The boys tested NASCAR just four races in when Carl Edwards waited 153 laps for his crew to fix his car for the sole purpose of getting back on the track at Atlanta to wreck Brad Keselowski. Edwards’ high-speed contact sent Keselowski’s car airborne, and there were immediate calls for Edwards to be suspended.
But doing so would have been the immediate end of the policy, and Edwards instead got off with a mere three races of probation. The boys have been allowed to have at it ever since.
There has been bumping and banging, and Tony Stewart’s threats to wreck each and every driver who blocks him from now until the end of time.
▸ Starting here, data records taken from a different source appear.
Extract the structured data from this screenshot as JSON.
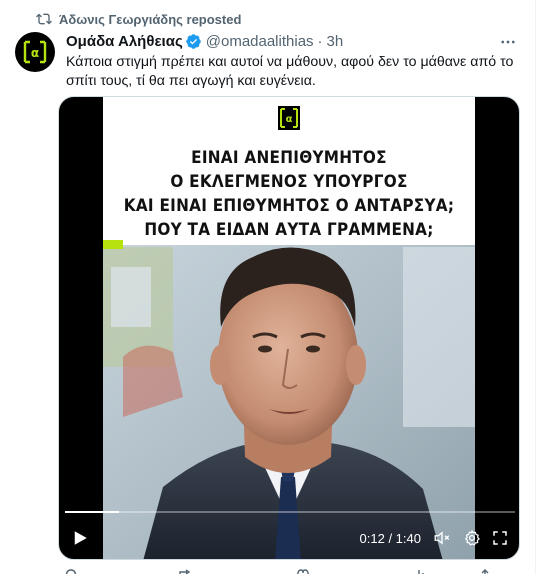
{
  "repost": {
    "label": "Άδωνις Γεωργιάδης reposted"
  },
  "author": {
    "name": "Ομάδα Αλήθειας",
    "handle": "@omadaalithias",
    "separator": "·",
    "time": "3h"
  },
  "post": {
    "text": "Κάποια στιγμή πρέπει και αυτοί να μάθουν, αφού δεν το μάθανε από το σπίτι τους, τί θα πει αγωγή και ευγένεια."
  },
  "video": {
    "headline": [
      "ΕΙΝΑΙ ΑΝΕΠΙΘΥΜΗΤΟΣ",
      "Ο ΕΚΛΕΓΜΕΝΟΣ ΥΠΟΥΡΓΟΣ",
      "ΚΑΙ ΕΙΝΑΙ ΕΠΙΘΥΜΗΤΟΣ Ο ΑΝΤΑΡΣΥΑ;",
      "ΠΟΥ ΤΑ ΕΙΔΑΝ ΑΥΤΑ ΓΡΑΜΜΕΝΑ;"
    ],
    "time_display": "0:12 / 1:40",
    "progress": 0.12,
    "brand_color": "#b6e310"
  },
  "icons": {
    "repost": "repost-icon",
    "verified": "verified-badge-icon",
    "more": "more-options-icon",
    "play": "play-icon",
    "volume": "volume-icon",
    "settings": "gear-icon",
    "fullscreen": "fullscreen-icon"
  }
}
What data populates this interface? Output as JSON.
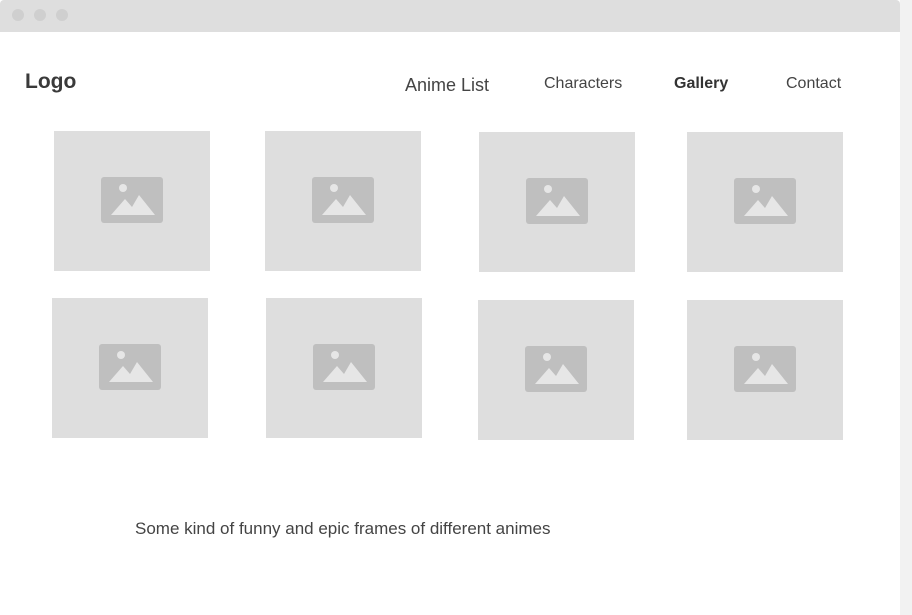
{
  "header": {
    "logo": "Logo"
  },
  "nav": {
    "items": [
      {
        "label": "Anime List"
      },
      {
        "label": "Characters"
      },
      {
        "label": "Gallery",
        "active": true
      },
      {
        "label": "Contact"
      }
    ]
  },
  "gallery": {
    "icon": "image-placeholder-icon",
    "count": 8
  },
  "caption": "Some kind of funny and epic frames of different animes",
  "colors": {
    "titlebar": "#dedede",
    "placeholder_bg": "#dedede",
    "placeholder_icon": "#bfbfbf",
    "text": "#444444"
  }
}
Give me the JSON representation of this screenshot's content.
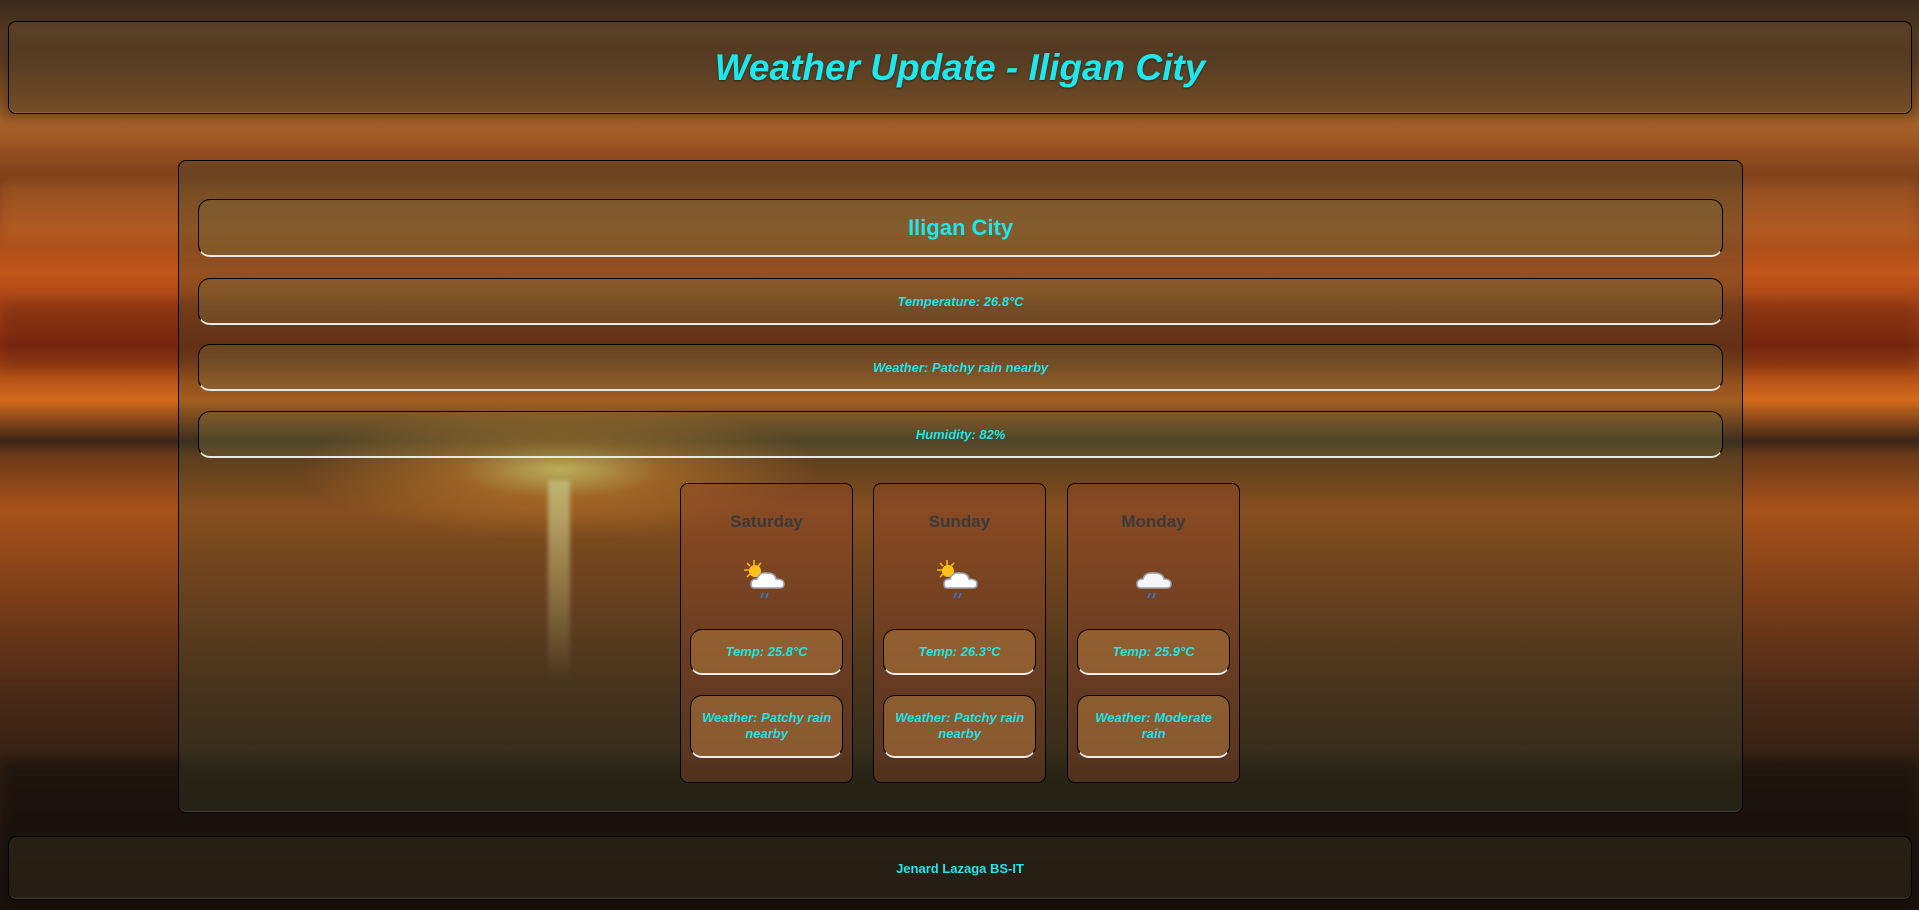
{
  "header": {
    "title": "Weather Update - Iligan City"
  },
  "current": {
    "city": "Iligan City",
    "temperature": "Temperature: 26.8°C",
    "weather": "Weather: Patchy rain nearby",
    "humidity": "Humidity: 82%"
  },
  "forecast": [
    {
      "day": "Saturday",
      "icon": "sun-cloud-rain-icon",
      "temp": "Temp: 25.8°C",
      "weather": "Weather: Patchy rain nearby"
    },
    {
      "day": "Sunday",
      "icon": "sun-cloud-rain-icon",
      "temp": "Temp: 26.3°C",
      "weather": "Weather: Patchy rain nearby"
    },
    {
      "day": "Monday",
      "icon": "cloud-rain-icon",
      "temp": "Temp: 25.9°C",
      "weather": "Weather: Moderate rain"
    }
  ],
  "footer": {
    "text": "Jenard Lazaga BS-IT"
  },
  "colors": {
    "accent": "#1de8ee",
    "day_name": "#3a3a3a"
  }
}
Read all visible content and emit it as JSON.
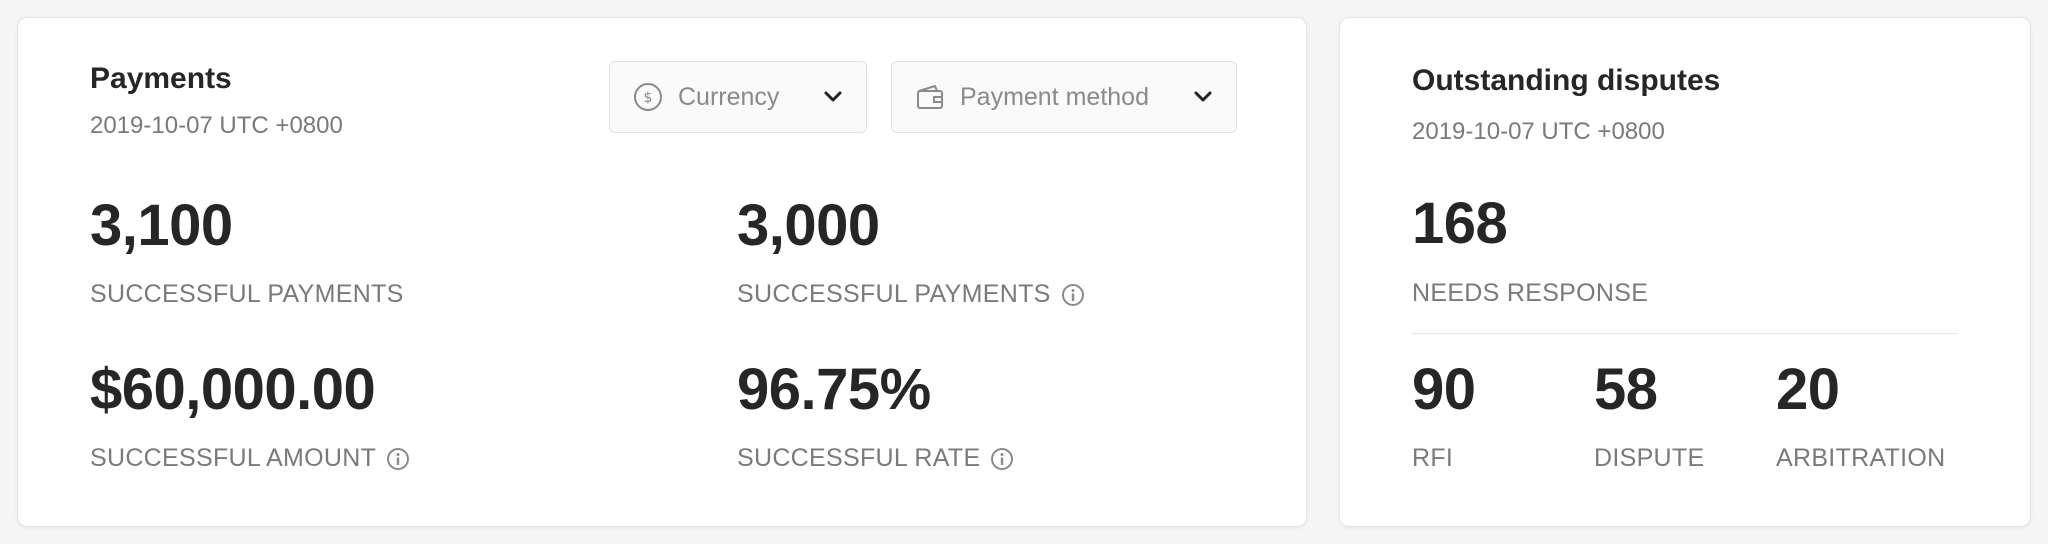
{
  "payments": {
    "title": "Payments",
    "subtitle": "2019-10-07 UTC +0800",
    "currency_dropdown": {
      "label": "Currency",
      "icon": "dollar-coin-icon"
    },
    "payment_method_dropdown": {
      "label": "Payment method",
      "icon": "wallet-icon"
    },
    "metrics": [
      {
        "value": "3,100",
        "label": "SUCCESSFUL PAYMENTS",
        "info": false
      },
      {
        "value": "3,000",
        "label": "SUCCESSFUL PAYMENTS",
        "info": true
      },
      {
        "value": "$60,000.00",
        "label": "SUCCESSFUL AMOUNT",
        "info": true
      },
      {
        "value": "96.75%",
        "label": "SUCCESSFUL RATE",
        "info": true
      }
    ]
  },
  "disputes": {
    "title": "Outstanding disputes",
    "subtitle": "2019-10-07 UTC +0800",
    "main_metric": {
      "value": "168",
      "label": "NEEDS RESPONSE"
    },
    "breakdown": [
      {
        "value": "90",
        "label": "RFI"
      },
      {
        "value": "58",
        "label": "DISPUTE"
      },
      {
        "value": "20",
        "label": "ARBITRATION"
      }
    ]
  },
  "colors": {
    "background": "#f5f5f5",
    "card": "#ffffff",
    "text_primary": "#262626",
    "text_secondary": "#7a7a7a",
    "border": "#e6e6e6"
  }
}
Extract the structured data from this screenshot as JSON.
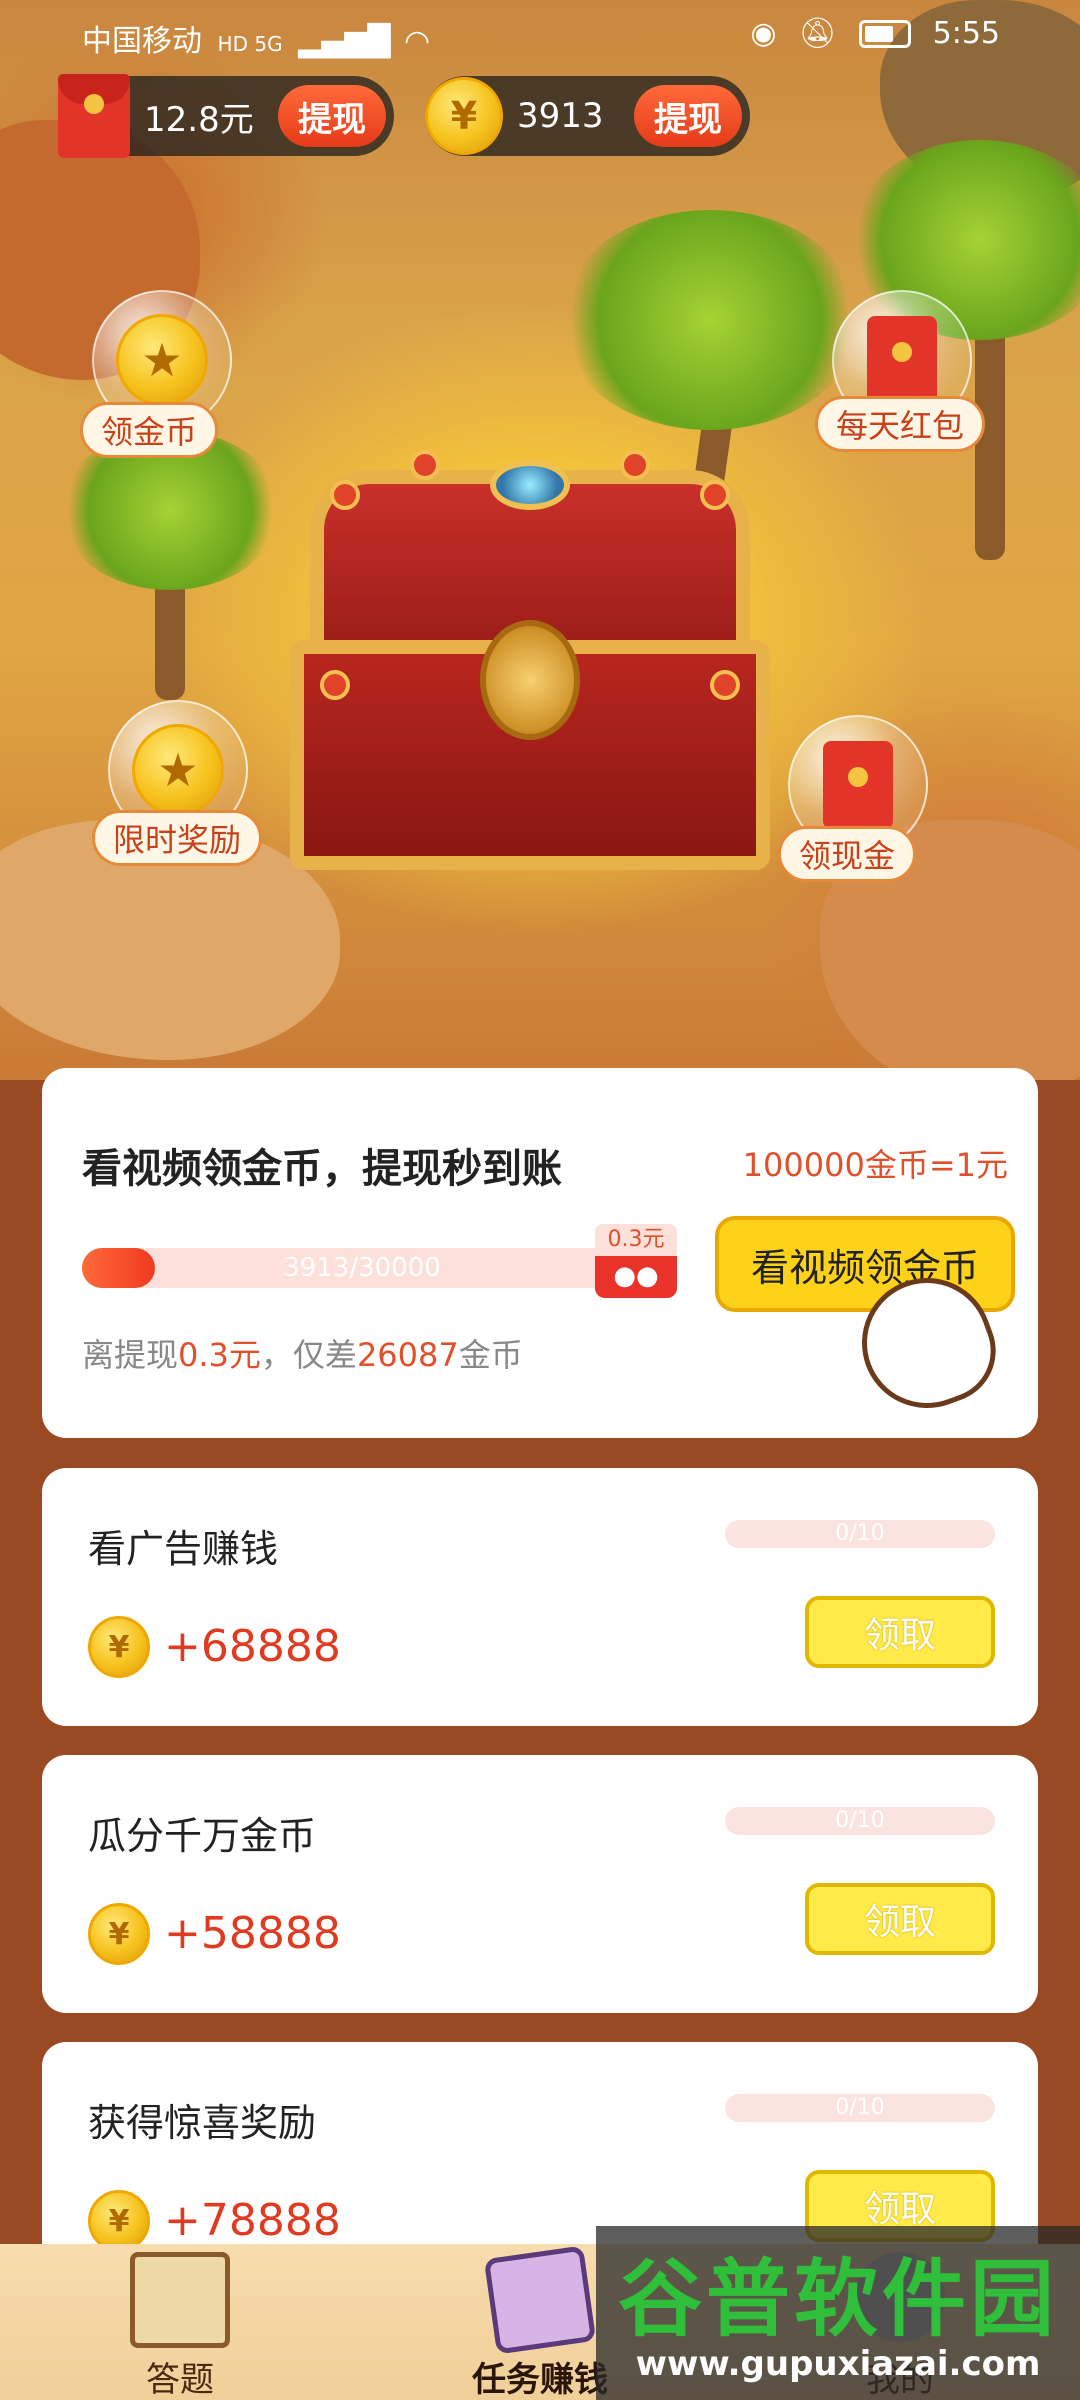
{
  "status_bar": {
    "carrier": "中国移动",
    "network": "HD 5G",
    "time": "5:55"
  },
  "balances": {
    "cash": "12.8元",
    "cash_withdraw": "提现",
    "coins": "3913",
    "coins_withdraw": "提现"
  },
  "side_actions": [
    {
      "label": "领金币",
      "icon": "coin-icon"
    },
    {
      "label": "每天红包",
      "icon": "red-envelope-icon"
    },
    {
      "label": "限时奖励",
      "icon": "coin-icon"
    },
    {
      "label": "领现金",
      "icon": "red-envelope-icon"
    }
  ],
  "main_card": {
    "title": "看视频领金币，提现秒到账",
    "rate": "100000金币=1元",
    "progress_text": "3913/30000",
    "progress_fraction": 0.13,
    "badge": "0.3元",
    "watch_button": "看视频领金币",
    "note_prefix": "离提现",
    "note_amount": "0.3元",
    "note_mid": "，仅差",
    "note_coins": "26087",
    "note_suffix": "金币"
  },
  "tasks": [
    {
      "name": "看广告赚钱",
      "progress": "0/10",
      "reward": "+68888",
      "button": "领取"
    },
    {
      "name": "瓜分千万金币",
      "progress": "0/10",
      "reward": "+58888",
      "button": "领取"
    },
    {
      "name": "获得惊喜奖励",
      "progress": "0/10",
      "reward": "+78888",
      "button": "领取"
    }
  ],
  "bottom_nav": [
    {
      "label": "答题",
      "icon": "scroll-icon"
    },
    {
      "label": "任务赚钱",
      "icon": "task-book-icon"
    },
    {
      "label": "我的",
      "icon": "profile-icon"
    }
  ],
  "watermark": {
    "name": "谷普软件园",
    "url": "www.gupuxiazai.com"
  },
  "colors": {
    "accent_red": "#e03a20",
    "button_yellow": "#ffd21a",
    "background_brown": "#9a4a22"
  }
}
There’s an occasional flare-up, an intentional act or two, and NASCAR intervenes when needed.
Then came last November at Texas, when Busch blatantly put Hornaday, a championship contender, into the wall under caution.
Unlike Edwards, he absolutely deserved to be suspended.
Where NASCAR erred was in insisting that Busch had been suspended solely for the Hornaday incident when he had been out of control most of last season and arrogantly behaving as if his talent made him untouchable. In fact, Hornaday had called for Busch to be suspended for that weekend’s Cup race, an option Busch seemed to dismiss in an interview after the accident.
By suspending him the next morning, NASCAR sent a message it was in charge and Busch better start behaving.
Gordon’s decision to wreck Bowyer — he says Bowyer deserved it for a season’s worth of misdeeds — is more like the Edwards incident. Or perhaps more like another incident last season, when Brian Vickers promised retaliation against Matt Kenseth and then rode Kenseth’s back bumper until Kenseth turned into the wall. Vickers got no penalty.